Movie Diary



























a) Logan Lucky
A Steven Soderbergh heist comedy can be simplified and spun as, say, "Ocean's 11 in Appalachia," and there are certainly a lot of story beats and moments of obfuscation and revelation in Logan Lucky that play out very much like the Ocean's movies. But it has a certain tone and a certain warmth here that I wasn't expecting, in the last half hour of the movie I was just smiling ear to ear and clapping and cheering on these characters and wishing there was more time to spend with them.

b) Spider-Man: Homecoming
They've still yet to have an actual teenager star in a Spider-Man movie, but Tom Holland is 6-8 years younger than Tobey Maguire or Andrew Garfield was in their first turns as Peter Parker, so he has a certain refreshing youthfulness.
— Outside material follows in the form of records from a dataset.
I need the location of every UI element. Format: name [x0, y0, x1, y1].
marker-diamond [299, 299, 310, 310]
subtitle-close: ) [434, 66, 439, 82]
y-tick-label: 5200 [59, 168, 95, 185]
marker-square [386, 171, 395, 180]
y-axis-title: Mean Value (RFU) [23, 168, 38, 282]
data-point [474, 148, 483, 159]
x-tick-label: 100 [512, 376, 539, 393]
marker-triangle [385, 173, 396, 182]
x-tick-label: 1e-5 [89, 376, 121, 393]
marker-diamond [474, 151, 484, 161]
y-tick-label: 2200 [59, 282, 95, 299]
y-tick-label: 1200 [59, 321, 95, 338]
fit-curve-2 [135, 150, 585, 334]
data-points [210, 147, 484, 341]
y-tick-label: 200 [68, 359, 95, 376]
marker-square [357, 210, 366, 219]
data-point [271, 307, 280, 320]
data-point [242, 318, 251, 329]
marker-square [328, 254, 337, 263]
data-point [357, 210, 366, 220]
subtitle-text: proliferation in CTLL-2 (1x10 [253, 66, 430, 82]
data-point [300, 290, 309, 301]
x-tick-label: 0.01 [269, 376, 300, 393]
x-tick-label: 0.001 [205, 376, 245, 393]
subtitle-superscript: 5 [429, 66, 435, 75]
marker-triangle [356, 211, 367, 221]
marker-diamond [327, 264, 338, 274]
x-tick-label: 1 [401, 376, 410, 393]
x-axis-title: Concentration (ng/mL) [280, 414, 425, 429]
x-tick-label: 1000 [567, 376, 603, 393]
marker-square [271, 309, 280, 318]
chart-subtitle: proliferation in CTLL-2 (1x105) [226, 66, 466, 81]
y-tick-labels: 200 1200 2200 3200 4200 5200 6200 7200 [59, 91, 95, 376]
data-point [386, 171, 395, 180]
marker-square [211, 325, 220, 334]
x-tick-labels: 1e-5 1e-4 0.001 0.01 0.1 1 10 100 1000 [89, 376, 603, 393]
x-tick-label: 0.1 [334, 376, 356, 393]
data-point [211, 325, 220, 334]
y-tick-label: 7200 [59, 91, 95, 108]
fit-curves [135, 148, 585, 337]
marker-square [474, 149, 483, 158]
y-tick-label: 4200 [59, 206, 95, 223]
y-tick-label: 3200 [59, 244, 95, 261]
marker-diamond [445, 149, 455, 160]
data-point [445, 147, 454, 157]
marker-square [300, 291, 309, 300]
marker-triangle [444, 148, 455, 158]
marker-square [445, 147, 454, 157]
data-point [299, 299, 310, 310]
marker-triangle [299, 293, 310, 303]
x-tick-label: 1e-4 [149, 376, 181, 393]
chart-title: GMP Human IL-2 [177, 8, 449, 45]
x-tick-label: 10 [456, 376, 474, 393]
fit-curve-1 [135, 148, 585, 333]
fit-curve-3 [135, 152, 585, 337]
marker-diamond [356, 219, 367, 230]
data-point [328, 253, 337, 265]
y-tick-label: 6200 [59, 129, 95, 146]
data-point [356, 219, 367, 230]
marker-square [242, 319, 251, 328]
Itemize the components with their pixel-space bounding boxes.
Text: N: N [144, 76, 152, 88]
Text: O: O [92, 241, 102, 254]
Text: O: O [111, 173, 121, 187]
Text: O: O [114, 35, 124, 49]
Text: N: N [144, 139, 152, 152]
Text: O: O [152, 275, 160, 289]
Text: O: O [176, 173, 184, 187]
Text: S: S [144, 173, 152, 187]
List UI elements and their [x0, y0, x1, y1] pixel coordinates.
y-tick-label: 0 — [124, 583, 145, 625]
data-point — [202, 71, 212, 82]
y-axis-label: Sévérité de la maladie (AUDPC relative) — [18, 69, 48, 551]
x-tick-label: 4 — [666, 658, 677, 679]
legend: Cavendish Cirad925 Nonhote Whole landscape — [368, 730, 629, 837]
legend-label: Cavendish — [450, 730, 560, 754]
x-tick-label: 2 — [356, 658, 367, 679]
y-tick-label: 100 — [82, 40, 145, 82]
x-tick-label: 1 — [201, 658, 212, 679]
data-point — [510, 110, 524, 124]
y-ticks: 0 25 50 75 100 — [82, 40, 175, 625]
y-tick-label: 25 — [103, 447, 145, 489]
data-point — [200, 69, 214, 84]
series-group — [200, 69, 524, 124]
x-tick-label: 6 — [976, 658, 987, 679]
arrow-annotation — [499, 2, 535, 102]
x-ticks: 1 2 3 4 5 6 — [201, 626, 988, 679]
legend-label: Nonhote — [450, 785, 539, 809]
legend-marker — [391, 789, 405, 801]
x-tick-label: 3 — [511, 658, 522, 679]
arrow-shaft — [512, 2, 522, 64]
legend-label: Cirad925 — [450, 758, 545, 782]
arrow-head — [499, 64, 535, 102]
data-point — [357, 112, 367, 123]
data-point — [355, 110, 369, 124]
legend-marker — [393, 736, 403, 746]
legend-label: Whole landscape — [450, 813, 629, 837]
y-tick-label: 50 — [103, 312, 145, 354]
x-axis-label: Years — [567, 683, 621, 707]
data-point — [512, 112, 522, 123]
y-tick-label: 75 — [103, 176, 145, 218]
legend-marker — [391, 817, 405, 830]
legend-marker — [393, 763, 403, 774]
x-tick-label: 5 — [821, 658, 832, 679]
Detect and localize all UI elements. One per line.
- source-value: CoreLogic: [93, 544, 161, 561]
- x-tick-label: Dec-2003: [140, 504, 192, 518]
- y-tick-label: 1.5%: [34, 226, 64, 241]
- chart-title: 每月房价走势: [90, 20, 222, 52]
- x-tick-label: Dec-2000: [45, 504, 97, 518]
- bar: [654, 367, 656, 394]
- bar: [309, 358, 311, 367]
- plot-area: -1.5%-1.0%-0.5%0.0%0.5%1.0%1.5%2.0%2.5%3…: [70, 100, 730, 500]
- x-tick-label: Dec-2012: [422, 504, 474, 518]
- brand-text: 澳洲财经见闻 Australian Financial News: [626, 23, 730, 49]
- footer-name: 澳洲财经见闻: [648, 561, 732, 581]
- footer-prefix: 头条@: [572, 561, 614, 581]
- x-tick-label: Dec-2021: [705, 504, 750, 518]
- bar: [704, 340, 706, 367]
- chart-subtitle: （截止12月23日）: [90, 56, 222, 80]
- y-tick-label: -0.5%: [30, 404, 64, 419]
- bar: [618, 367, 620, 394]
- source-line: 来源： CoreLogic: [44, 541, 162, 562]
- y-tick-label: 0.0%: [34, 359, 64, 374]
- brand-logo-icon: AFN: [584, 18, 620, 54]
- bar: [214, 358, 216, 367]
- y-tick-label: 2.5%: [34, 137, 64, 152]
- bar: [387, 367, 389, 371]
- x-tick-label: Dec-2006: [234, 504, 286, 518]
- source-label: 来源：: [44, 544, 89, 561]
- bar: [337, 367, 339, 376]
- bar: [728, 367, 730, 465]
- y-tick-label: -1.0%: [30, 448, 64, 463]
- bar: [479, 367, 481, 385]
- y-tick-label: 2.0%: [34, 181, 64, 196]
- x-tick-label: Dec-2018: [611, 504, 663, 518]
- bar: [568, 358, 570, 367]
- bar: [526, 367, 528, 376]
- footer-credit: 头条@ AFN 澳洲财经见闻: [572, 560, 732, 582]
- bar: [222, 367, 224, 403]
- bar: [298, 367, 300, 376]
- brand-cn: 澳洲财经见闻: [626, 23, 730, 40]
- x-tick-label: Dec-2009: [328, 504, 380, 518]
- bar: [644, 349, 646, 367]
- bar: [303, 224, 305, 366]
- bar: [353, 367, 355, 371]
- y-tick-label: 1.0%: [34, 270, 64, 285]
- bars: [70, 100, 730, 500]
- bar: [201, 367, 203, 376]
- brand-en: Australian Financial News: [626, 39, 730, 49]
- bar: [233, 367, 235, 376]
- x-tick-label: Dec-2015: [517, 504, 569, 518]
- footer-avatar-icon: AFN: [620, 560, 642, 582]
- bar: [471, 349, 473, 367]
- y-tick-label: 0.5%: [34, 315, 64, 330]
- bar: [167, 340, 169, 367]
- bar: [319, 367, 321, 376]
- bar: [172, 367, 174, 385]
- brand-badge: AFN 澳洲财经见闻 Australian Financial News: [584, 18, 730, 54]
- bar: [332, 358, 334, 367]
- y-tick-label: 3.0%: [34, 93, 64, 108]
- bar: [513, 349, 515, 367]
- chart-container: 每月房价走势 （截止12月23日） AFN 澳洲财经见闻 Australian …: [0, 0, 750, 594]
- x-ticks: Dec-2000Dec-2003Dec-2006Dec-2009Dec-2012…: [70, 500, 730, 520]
But mostly I liked that they finally got to put Spider-Man in a larger Marvel context and give the whole thing a little more of a playful cartoony context. The CGI of Spidey leaping through the air really sucked, though, it just didn't look anything like something happening with Earth's gravity. I feel like they didn't want to copy the special effects of the Sam Raimi movies but didn't know how to do it their own way.

c) The Circle
This wasn't quite as bad as 'adaptation of a Dave Eggers novel about the pitfalls of social media' had me expecting, it was reasonably well done as a story and as a movie. But it was still striking to me, as we're looking at exactly how Facebook has demonstrably made the world a worse place, that the scenario The Circle envisions is so far away from any practical questions we're currently facing about the ethics and shortcomings of social network sites in favor of some fairly hoary scaremongering about 'oversharing.'

d) The Whole Truth
You'd think Keanu Reeves would avoid ever again playing a lawyer with a southern accent after all the jokes about Devil's Advocate, but he took this role when Daniel Craig dropped out days before shooting was to begin. I like the way this story was framed, with the whole thing taking case during a court trial and you slowly getting the backstory as things are revealed to the characters or flashbacks illuminate where they're lying. I'm still not sure how I feel about the big twist of the story but I think I like the way they came around to it.

e) Sleepless
I wasn't expecting much from this crime drama that got middling reviews and box office, but I was really impressed by it. German director Baran do Odar, best known for directing the Netflix sci-fi series "Dark," gives it a great grisly sleazy ambiance, Michelle Monaghan gets the rare project worthy of her talent, and Scoot McNairy plays against type as a really nasty, memorable villain. As a Jamie Foxx/T.I. collaboration, it ranks up there with "Just Like Me" and "Live In The Sky." 

f) Everything, Everything
This is one of those movies where the first I heard of it was in a theatrical trailer, which, even more than most trailers these days, gave away the entire story arc of the movie, which I really hate. So I watched it but my attention wandered because I felt like I'd already seen it, because trailers suck and ruin everything and I try to avoid them for good reason.

g) The Shack
This movie looked like such a ridiculous trainwreck of schmaltz in the ads but when I threw it on in the background for laughs I just got bored and never paid it any attention. 

h) A Cure For Wellness
Dane DeHaan has such a bad track record for either painfully hammy performances and/or disastrous projects that I would say this is a much needed win for him just in that it wasn't bad and there was nothing wrong with his performance, even if the movie wasn't much of a financial or critical success. I liked the odd atmosphere of the movie, maybe I missed something about the premise but it seemed like it took place in some kind of unspecified 20th century past, but a heightened reality dystopia. 

i) Rapture-Palooza
This is a movie came out the same summer as This Is The End, another apocalypse comedy co-starring Craig Robinson. That was a big hit and this one was a poorly reviewed direct-to-DVD obscurity, which is a shame, because I think this was a much better movie, a little more rooted in reality to make the absurd dark moments funnier. They really doomed it with that title, though, they could've called it practically anything else. 

j) Immortals
Director Tarsem Singh, best known for the painterly visuals and flawed storytelling of The Cell and classic music videos like "Losing My Religion," has maybe one great movie, The Fall. And given his recent trajectory, I don't know if he'll ever make another, but I still like to check out the stuff he's gotten studio paychecks for and see how they are visually, and this one has some absolutely gorgeous color palettes and vivid imagery, but as a fantasy epic it's nothing special. It's weird to think that Stephen Dorff got 2nd billing on a movie in this decade that grossed over $200 million.